An M.S. or an MBA degree - Can't Decide on the Best Option for you?

By Gail Whitaker, DM, Former University Dean, College of Business

Previously, Whitaker explored the differences between an M.S. in business management and an MBA.  In this follow-up post, she offers insight to help you decide which degree is best for you.

CTU Business Degree - MS or MBAA Master of Science degree is typically focused on a specific career path, while the MBA degree offers a broader view of general management. When faced with a choice between the two, it’s less important which degree you pursue. Rather your attention should be on how you intend to leverage your degree professionally.

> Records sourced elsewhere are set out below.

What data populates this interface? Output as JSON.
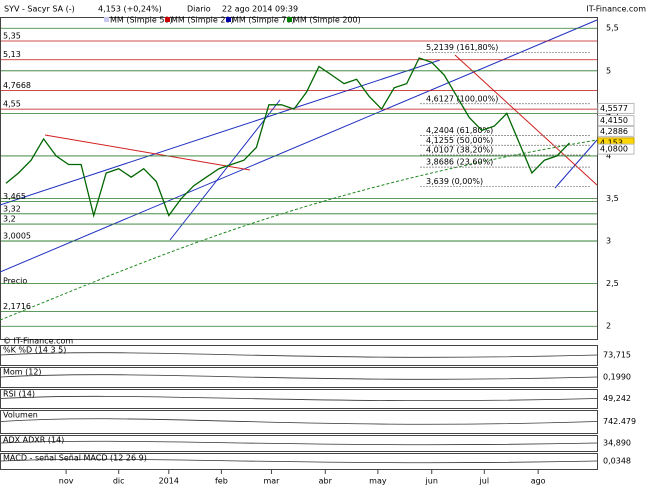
{
  "header": {
    "ticker": "SYV - Sacyr SA (-)",
    "quote": "4,153 (+0,24%)",
    "period": "Diario",
    "date": "22 ago 2014 09:39",
    "site": "IT-Finance.com"
  },
  "chart_data": {
    "type": "line",
    "price_label": "Precio",
    "legend": [
      "MM (Simple 50)",
      "MM (Simple 20)",
      "MM (Simple 70)",
      "MM (Simple 200)"
    ],
    "legend_colors": [
      "#c8c8f0",
      "#cc0000",
      "#0000aa",
      "#008000"
    ],
    "series": [
      {
        "name": "SYV",
        "color": "#006600",
        "values": [
          3.68,
          3.8,
          3.95,
          4.2,
          4.0,
          3.9,
          3.9,
          3.3,
          3.8,
          3.85,
          3.75,
          3.85,
          3.7,
          3.3,
          3.5,
          3.65,
          3.75,
          3.85,
          3.9,
          3.95,
          4.1,
          4.6,
          4.6,
          4.55,
          4.75,
          5.05,
          4.95,
          4.85,
          4.9,
          4.7,
          4.55,
          4.8,
          4.85,
          5.15,
          5.1,
          4.95,
          4.7,
          4.45,
          4.3,
          4.35,
          4.5,
          4.15,
          3.8,
          3.95,
          4.0,
          4.153
        ]
      }
    ],
    "xlim": [
      -0.4,
      47.2
    ],
    "xticks": [
      {
        "value": 4.8,
        "label": "nov"
      },
      {
        "value": 9,
        "label": "dic"
      },
      {
        "value": 13,
        "label": "2014"
      },
      {
        "value": 17.2,
        "label": "feb"
      },
      {
        "value": 21.2,
        "label": "mar"
      },
      {
        "value": 25.5,
        "label": "abr"
      },
      {
        "value": 29.7,
        "label": "may"
      },
      {
        "value": 34,
        "label": "jun"
      },
      {
        "value": 38.2,
        "label": "jul"
      },
      {
        "value": 42.5,
        "label": "ago"
      }
    ],
    "ylim": [
      1.85,
      5.62
    ],
    "yticks": [
      2,
      {
        "value": 2.5,
        "label": "2,5"
      },
      3,
      {
        "value": 3.5,
        "label": "3,5"
      },
      4,
      {
        "value": 4.5,
        "label": "4,5"
      },
      5,
      {
        "value": 5.5,
        "label": "5,5"
      }
    ],
    "grid": true,
    "levels": [
      {
        "value": 5.35,
        "label": "5,35"
      },
      {
        "value": 5.13,
        "label": "5,13"
      },
      {
        "value": 4.7668,
        "label": "4,7668"
      },
      {
        "value": 4.55,
        "label": "4,55"
      },
      {
        "value": 3.465,
        "label": "3,465"
      },
      {
        "value": 3.32,
        "label": "3,32"
      },
      {
        "value": 3.2,
        "label": "3,2"
      },
      {
        "value": 3.0005,
        "label": "3,0005"
      },
      {
        "value": 2.1716,
        "label": "2,1716"
      }
    ],
    "fibonacci": [
      {
        "value": 5.2139,
        "label": "5,2139 (161,80%)"
      },
      {
        "value": 4.6127,
        "label": "4,6127 (100,00%)"
      },
      {
        "value": 4.2404,
        "label": "4,2404 (61,80%)"
      },
      {
        "value": 4.1255,
        "label": "4,1255 (50,00%)"
      },
      {
        "value": 4.0107,
        "label": "4,0107 (38,20%)"
      },
      {
        "value": 3.8686,
        "label": "3,8686 (23,60%)"
      },
      {
        "value": 3.639,
        "label": "3,639 (0,00%)"
      }
    ],
    "right_labels": [
      {
        "value": 4.5577,
        "label": "4,5577"
      },
      {
        "value": 4.415,
        "label": "4,4150"
      },
      {
        "value": 4.2886,
        "label": "4,2886"
      },
      {
        "value": 4.153,
        "label": "4,153"
      },
      {
        "value": 4.08,
        "label": "4,0800"
      }
    ],
    "copyright": "© IT-Finance.com"
  },
  "indicators": [
    {
      "name": "%K %D (14 3 5)",
      "value": "73,715"
    },
    {
      "name": "Mom (12)",
      "value": "0,1990"
    },
    {
      "name": "RSI (14)",
      "value": "49,242"
    },
    {
      "name": "Volumen",
      "value": "742.479"
    },
    {
      "name": "ADX ADXR (14)",
      "value": "34,890"
    },
    {
      "name": "MACD - señal Señal MACD (12 26 9)",
      "value": "0,0348"
    }
  ]
}
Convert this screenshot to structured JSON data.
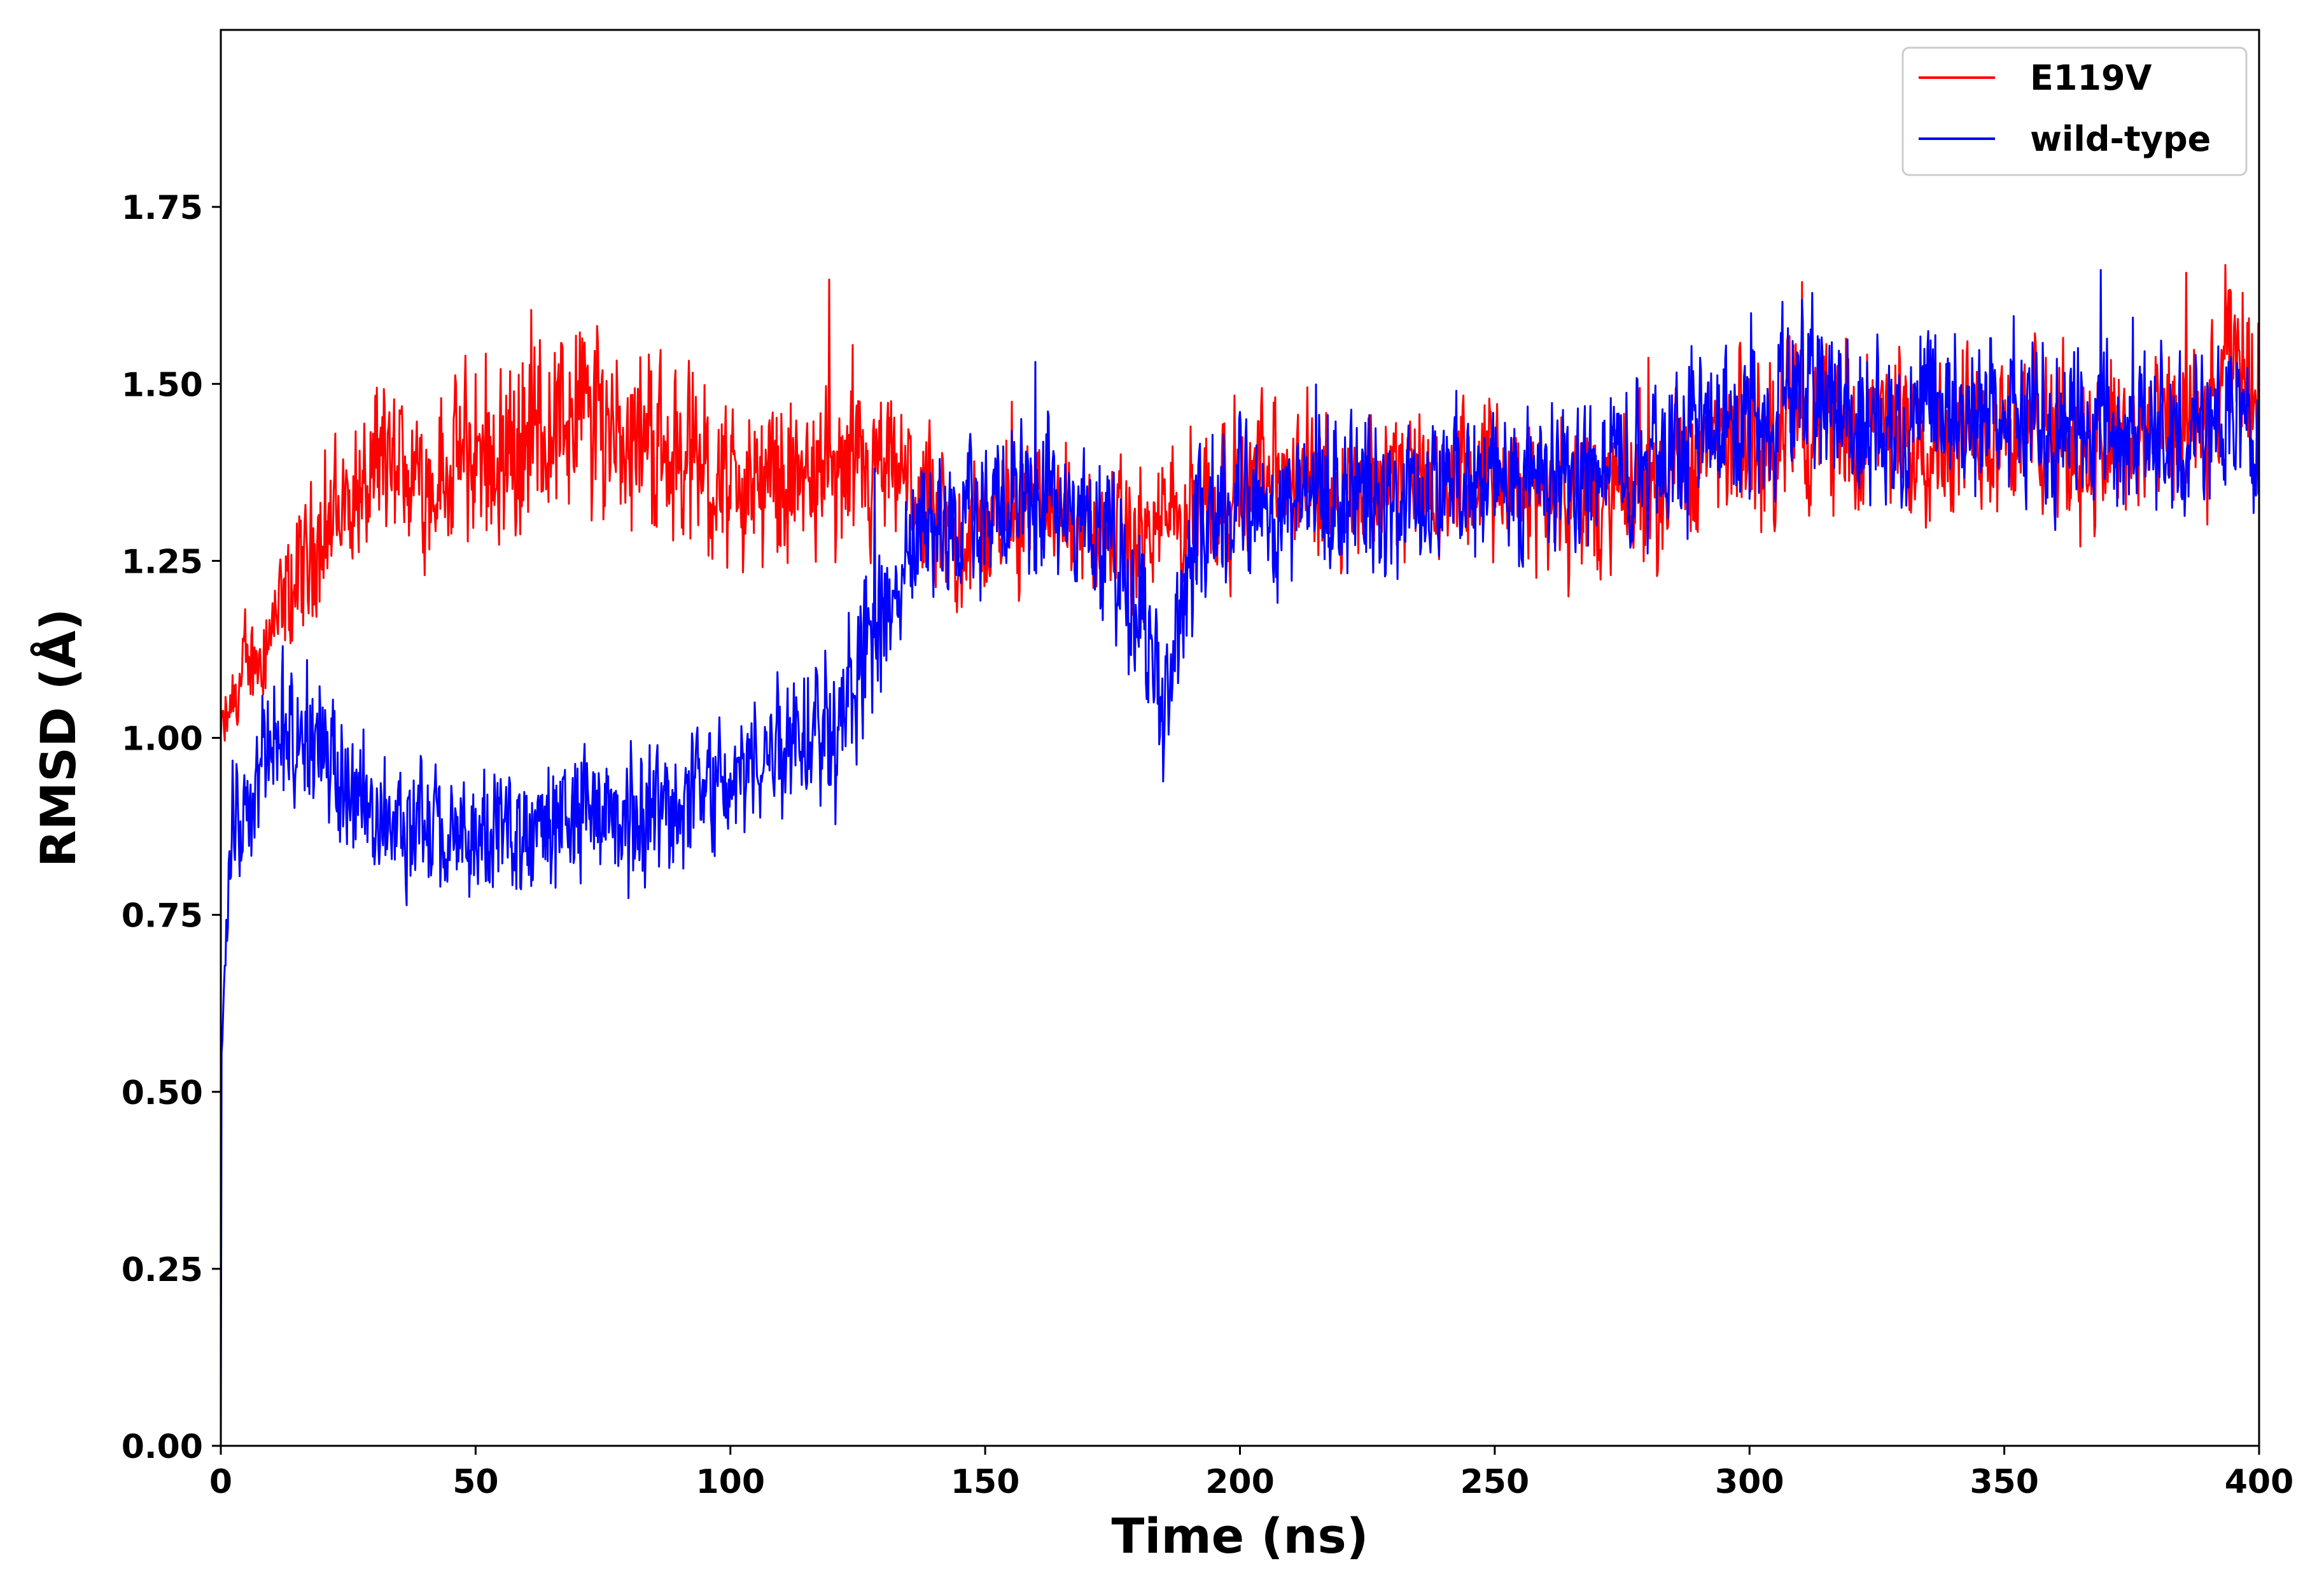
{
  "chart_data": {
    "type": "line",
    "title": "",
    "xlabel": "Time (ns)",
    "ylabel": "RMSD (Å)",
    "xlim": [
      0,
      400
    ],
    "ylim": [
      0,
      2.0
    ],
    "xticks": [
      0,
      50,
      100,
      150,
      200,
      250,
      300,
      350,
      400
    ],
    "xtick_labels": [
      "0",
      "50",
      "100",
      "150",
      "200",
      "250",
      "300",
      "350",
      "400"
    ],
    "yticks": [
      0.0,
      0.25,
      0.5,
      0.75,
      1.0,
      1.25,
      1.5,
      1.75
    ],
    "ytick_labels": [
      "0.00",
      "0.25",
      "0.50",
      "0.75",
      "1.00",
      "1.25",
      "1.50",
      "1.75"
    ],
    "grid": false,
    "legend_position": "top-right",
    "series": [
      {
        "name": "E119V",
        "color": "#ff0000",
        "x": [
          0,
          5,
          10,
          15,
          20,
          25,
          30,
          35,
          40,
          45,
          50,
          55,
          60,
          65,
          70,
          75,
          80,
          85,
          90,
          95,
          100,
          105,
          110,
          115,
          120,
          125,
          130,
          135,
          140,
          145,
          150,
          155,
          160,
          165,
          170,
          175,
          180,
          185,
          190,
          195,
          200,
          210,
          220,
          230,
          240,
          250,
          260,
          270,
          280,
          290,
          300,
          310,
          320,
          330,
          340,
          350,
          360,
          370,
          380,
          390,
          395,
          400
        ],
        "mean": [
          1.0,
          1.1,
          1.15,
          1.22,
          1.3,
          1.33,
          1.36,
          1.37,
          1.37,
          1.38,
          1.4,
          1.4,
          1.42,
          1.45,
          1.46,
          1.45,
          1.44,
          1.42,
          1.4,
          1.38,
          1.35,
          1.36,
          1.37,
          1.36,
          1.36,
          1.35,
          1.36,
          1.36,
          1.3,
          1.28,
          1.3,
          1.33,
          1.33,
          1.32,
          1.3,
          1.28,
          1.27,
          1.3,
          1.33,
          1.35,
          1.36,
          1.37,
          1.36,
          1.37,
          1.35,
          1.36,
          1.35,
          1.33,
          1.36,
          1.4,
          1.42,
          1.45,
          1.44,
          1.43,
          1.43,
          1.45,
          1.42,
          1.42,
          1.42,
          1.43,
          1.55,
          1.5
        ],
        "spread": [
          0.05,
          0.08,
          0.09,
          0.11,
          0.12,
          0.12,
          0.13,
          0.13,
          0.13,
          0.14,
          0.14,
          0.15,
          0.16,
          0.16,
          0.16,
          0.16,
          0.16,
          0.15,
          0.14,
          0.14,
          0.13,
          0.13,
          0.13,
          0.13,
          0.13,
          0.13,
          0.12,
          0.12,
          0.12,
          0.11,
          0.11,
          0.11,
          0.11,
          0.11,
          0.11,
          0.11,
          0.11,
          0.11,
          0.12,
          0.12,
          0.12,
          0.12,
          0.12,
          0.12,
          0.12,
          0.12,
          0.12,
          0.12,
          0.13,
          0.13,
          0.14,
          0.14,
          0.13,
          0.13,
          0.13,
          0.13,
          0.13,
          0.13,
          0.13,
          0.13,
          0.14,
          0.14
        ]
      },
      {
        "name": "wild-type",
        "color": "#0000ff",
        "x": [
          0,
          2,
          5,
          10,
          15,
          20,
          25,
          30,
          35,
          40,
          45,
          50,
          55,
          60,
          65,
          70,
          75,
          80,
          85,
          90,
          95,
          100,
          105,
          110,
          115,
          120,
          125,
          130,
          135,
          140,
          145,
          150,
          155,
          160,
          165,
          170,
          175,
          180,
          185,
          190,
          195,
          200,
          210,
          220,
          230,
          240,
          250,
          260,
          270,
          280,
          290,
          300,
          310,
          320,
          330,
          340,
          350,
          360,
          370,
          380,
          390,
          400
        ],
        "mean": [
          0.55,
          0.85,
          0.92,
          0.98,
          1.0,
          0.98,
          0.93,
          0.9,
          0.88,
          0.87,
          0.85,
          0.86,
          0.86,
          0.86,
          0.88,
          0.9,
          0.88,
          0.88,
          0.89,
          0.92,
          0.93,
          0.94,
          0.96,
          1.0,
          1.02,
          1.04,
          1.08,
          1.15,
          1.25,
          1.3,
          1.3,
          1.32,
          1.33,
          1.34,
          1.32,
          1.3,
          1.25,
          1.2,
          1.05,
          1.25,
          1.33,
          1.33,
          1.34,
          1.35,
          1.33,
          1.35,
          1.36,
          1.37,
          1.38,
          1.4,
          1.44,
          1.47,
          1.5,
          1.46,
          1.45,
          1.45,
          1.47,
          1.44,
          1.44,
          1.44,
          1.43,
          1.45
        ],
        "spread": [
          0.05,
          0.1,
          0.1,
          0.11,
          0.11,
          0.11,
          0.11,
          0.1,
          0.1,
          0.1,
          0.1,
          0.1,
          0.1,
          0.1,
          0.11,
          0.11,
          0.11,
          0.11,
          0.11,
          0.11,
          0.11,
          0.11,
          0.12,
          0.12,
          0.12,
          0.13,
          0.14,
          0.14,
          0.13,
          0.12,
          0.12,
          0.12,
          0.12,
          0.12,
          0.12,
          0.12,
          0.13,
          0.13,
          0.14,
          0.13,
          0.13,
          0.12,
          0.12,
          0.12,
          0.12,
          0.12,
          0.12,
          0.12,
          0.12,
          0.13,
          0.13,
          0.14,
          0.14,
          0.13,
          0.13,
          0.13,
          0.13,
          0.13,
          0.13,
          0.13,
          0.13,
          0.13
        ]
      }
    ]
  }
}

In other words, don’t let your degree decision paralyze you. Instead take fairly simple – but hugely beneficial – steps to investigate the best path for your interests and purposes. Here are four ideas to get you started:

1. Talk to other students.

Seek out recent graduates of the degree programs you’re considering, especially those who have found success in the career path you’re interested in pursuing. Ask about their work, how they’ve navigated their career path since graduation and what opportunities they’ve found upon graduation. What aspect of their degree program most attractive to employers? What motivated them to choose their degree program? How do they see their degree supporting their career development?

2. Research the job ads.

Job ads are very revealing and helpful in providing guidance about your career. Look for job postings that closely describe the kind of position and workplace that interests you, and then study the job requirements and qualifications. Generally, the minimum requirements, including specified degree requirements, are listed. This information lets you assess the expectations of potential employers.

3. Review the curriculum.

An MBA certainly stands out on a resume. The program usually requires courses like economics, statistics and finance. An M.S. program will have slightly different requirements. After examining the curriculum, you may realize that you want to focus your learning on project management. You have little interest or desire to pursue classes in economics or finance, so an MBA may not be the better option for you. Spend time getting to know the curricula for both programs and notice what speak to you, your interests and your strengths.

4. Talk to professionals.

Experienced professionals who have already launched and found success in their careers can be a valuable resource. Identify some who are in the field you want to enter and find out what degree they received and how they leveraged it in their career. While you’re at it, grow your perspective by asking what skills and knowledge they need to do their job effectively. This will help you identify any gaps in your own background so you can choose the degree program that might close them.

Whether you choose an MBA or an M.S., ultimately, you hold the key to its value. It’s what you make of it that matters.